Reputation: 60556
I have a table containing 100m rows and i need to full text search it
and provide information about how similar (e.g. with the pg_trgm
module)
the text's are. Off cause the problem here is that it should be fast.
I tried gist and gin indexes, had a extra column with the tsvector of my field etc.
My idea is to query first using tsvector and after that running the similarity function provided by the pg_trgm
module.
My problem is the following. If i use a whole word as my query it will work. But not if i append something.
This makes total sense because the tsvector of "A quick brown fox..." is
"'a':1 'brown':3 'fox':4 'quick':2"
.
I hope i made clear what i would like to achieve.

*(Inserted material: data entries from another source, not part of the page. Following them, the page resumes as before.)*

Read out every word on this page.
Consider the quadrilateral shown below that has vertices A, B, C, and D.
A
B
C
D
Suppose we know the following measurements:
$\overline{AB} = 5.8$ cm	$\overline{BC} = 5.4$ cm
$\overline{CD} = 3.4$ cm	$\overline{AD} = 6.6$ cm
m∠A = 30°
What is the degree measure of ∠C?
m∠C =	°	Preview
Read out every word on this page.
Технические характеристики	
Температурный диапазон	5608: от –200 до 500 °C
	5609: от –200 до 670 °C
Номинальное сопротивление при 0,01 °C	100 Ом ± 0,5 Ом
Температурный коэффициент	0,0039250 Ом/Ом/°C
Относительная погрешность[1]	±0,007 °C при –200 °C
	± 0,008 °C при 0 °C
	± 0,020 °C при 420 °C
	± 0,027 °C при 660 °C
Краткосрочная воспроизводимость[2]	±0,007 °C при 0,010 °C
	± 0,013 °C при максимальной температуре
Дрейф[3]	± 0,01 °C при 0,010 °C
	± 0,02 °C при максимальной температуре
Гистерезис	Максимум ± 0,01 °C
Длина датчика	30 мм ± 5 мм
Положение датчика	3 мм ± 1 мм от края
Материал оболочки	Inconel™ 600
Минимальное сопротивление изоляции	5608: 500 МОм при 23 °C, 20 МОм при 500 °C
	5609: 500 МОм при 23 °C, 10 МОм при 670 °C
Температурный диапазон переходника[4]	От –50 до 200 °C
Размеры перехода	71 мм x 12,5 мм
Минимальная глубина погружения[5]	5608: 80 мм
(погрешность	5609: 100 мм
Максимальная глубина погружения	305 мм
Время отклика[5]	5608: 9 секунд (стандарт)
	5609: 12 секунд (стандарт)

select to_tsvector('A quick brown fox...') @@ to_tsquery('quick') -- true
select to_tsvector('A quick brown fox...') @@ to_tsquery('quicks') -- false
Any ideas on how to achieve that using postgresql?
Upvotes: 1
Views: 1736
Reputation: 171
You need to set the language configuration parameter, like this:
select to_tsvector('english', 'A quick brown fox...') @@ to_tsquery('english', 'quicks')
The capability to recognize lexemes correctly, with plurals and stuff only happens when tsquery
and tsvector
have the same language configuration.
Upvotes: 1